Le secrétaire d’un CSE a affiché, sur les panneaux de communication de l’ancien CHSCT, un échange de courriel entre l’ancien directeur de l’établissement et le directeur en charge de certaines missions relatives à la santé et à la sécurité des travailleurs.

La société assigne le secrétaire du CSE pour voir retirer l’affichage estimant que son contenu est étranger aux missions confiées au salarié dans le cadre de son mandat.

La Cour d’appel rejette la demande de retrait de la société.

Elle constate, d’une part, que le courriel, de nature disciplinaire, qui vise à sanctionner le directeur pour avoir communiqué avec le secrétaire du CHSCT sur le sujet de l’amiante, relève de la vie personnelle du salarié.

Cependant, elle estime que cette atteinte à la vie privée est justifiée dès lors que le secrétaire du CSE agi dans le cadre des intérêts qu’il défend et que le sujet de l’amiante était source d’inquiétude pour les salariés qui s’estimaient mal renseignés et mal protégés depuis plusieurs années.

La Chambre sociale de la Cour de cassation ne partage pas cette position.
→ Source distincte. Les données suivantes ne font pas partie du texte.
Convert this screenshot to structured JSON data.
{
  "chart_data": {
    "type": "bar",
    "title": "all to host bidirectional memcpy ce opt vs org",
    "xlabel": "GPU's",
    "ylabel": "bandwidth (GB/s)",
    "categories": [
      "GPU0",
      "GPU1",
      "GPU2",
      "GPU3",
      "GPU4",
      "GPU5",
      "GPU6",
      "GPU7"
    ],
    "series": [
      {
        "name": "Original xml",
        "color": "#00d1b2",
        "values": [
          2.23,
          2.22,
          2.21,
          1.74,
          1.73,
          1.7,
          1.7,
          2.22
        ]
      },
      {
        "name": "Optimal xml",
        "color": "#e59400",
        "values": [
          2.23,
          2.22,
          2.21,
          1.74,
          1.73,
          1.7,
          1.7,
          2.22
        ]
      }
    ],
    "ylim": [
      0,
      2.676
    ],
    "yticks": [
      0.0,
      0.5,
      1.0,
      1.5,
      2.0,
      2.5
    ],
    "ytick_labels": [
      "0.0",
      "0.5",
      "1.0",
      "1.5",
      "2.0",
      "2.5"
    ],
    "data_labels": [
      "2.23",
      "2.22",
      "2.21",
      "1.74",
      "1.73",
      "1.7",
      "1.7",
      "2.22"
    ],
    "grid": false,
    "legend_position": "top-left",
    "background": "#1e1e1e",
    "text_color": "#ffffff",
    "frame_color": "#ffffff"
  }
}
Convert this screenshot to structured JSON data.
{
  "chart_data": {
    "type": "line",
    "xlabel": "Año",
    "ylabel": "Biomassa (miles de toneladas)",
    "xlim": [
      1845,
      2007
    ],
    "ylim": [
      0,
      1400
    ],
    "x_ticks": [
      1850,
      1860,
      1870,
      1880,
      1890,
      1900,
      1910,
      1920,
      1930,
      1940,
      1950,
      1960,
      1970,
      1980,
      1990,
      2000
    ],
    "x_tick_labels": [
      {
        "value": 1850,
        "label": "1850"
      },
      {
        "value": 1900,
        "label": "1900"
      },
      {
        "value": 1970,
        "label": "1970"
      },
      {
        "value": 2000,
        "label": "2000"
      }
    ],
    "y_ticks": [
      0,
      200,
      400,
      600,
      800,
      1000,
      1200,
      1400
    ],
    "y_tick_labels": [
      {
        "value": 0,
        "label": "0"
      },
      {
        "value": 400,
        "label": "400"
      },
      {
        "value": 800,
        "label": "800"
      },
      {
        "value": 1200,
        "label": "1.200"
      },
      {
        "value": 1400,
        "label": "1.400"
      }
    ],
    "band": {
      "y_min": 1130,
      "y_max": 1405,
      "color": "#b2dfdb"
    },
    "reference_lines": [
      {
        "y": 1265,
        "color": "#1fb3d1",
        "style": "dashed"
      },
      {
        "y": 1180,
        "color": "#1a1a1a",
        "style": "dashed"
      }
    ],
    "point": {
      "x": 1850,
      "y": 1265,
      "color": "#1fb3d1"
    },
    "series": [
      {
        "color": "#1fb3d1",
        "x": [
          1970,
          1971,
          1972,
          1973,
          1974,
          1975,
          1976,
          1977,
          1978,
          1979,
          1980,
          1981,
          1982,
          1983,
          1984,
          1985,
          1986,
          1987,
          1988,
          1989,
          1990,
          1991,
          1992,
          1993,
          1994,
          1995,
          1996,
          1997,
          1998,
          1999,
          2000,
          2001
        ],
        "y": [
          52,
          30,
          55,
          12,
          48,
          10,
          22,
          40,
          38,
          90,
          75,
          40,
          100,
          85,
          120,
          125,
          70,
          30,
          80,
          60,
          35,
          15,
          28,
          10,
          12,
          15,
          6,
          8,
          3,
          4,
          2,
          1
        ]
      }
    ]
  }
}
Elle rappelle que la protection et le respect de la vie personnelle ne font pas obstacle à la liberté d’affichage du CSE.

Pour autant, il convient que cet affichage soit indispensable à la défense du droit à la protection de la santé et de la sécurité des travailleurs et que l’atteinte portée au respect de la vie personnelle soit proportionnée au but de protection poursuivi.

En l’espèce, les éléments retenus étaient insuffisants à considérer que l’atteinte était proportionnée.

Dans les faits, le courriel datait de plus de trois ans et ne concernait que les modalités de communication en matière de santé et de sécurité.

Cette décision rappelle la place centrale qu’occupe la protection de la santé et de la sécurité. Mais comme pour tout conflit entre liberté fondamentale, le juge apprécie souverainement la proportionnalité et la justification de l’atteinte.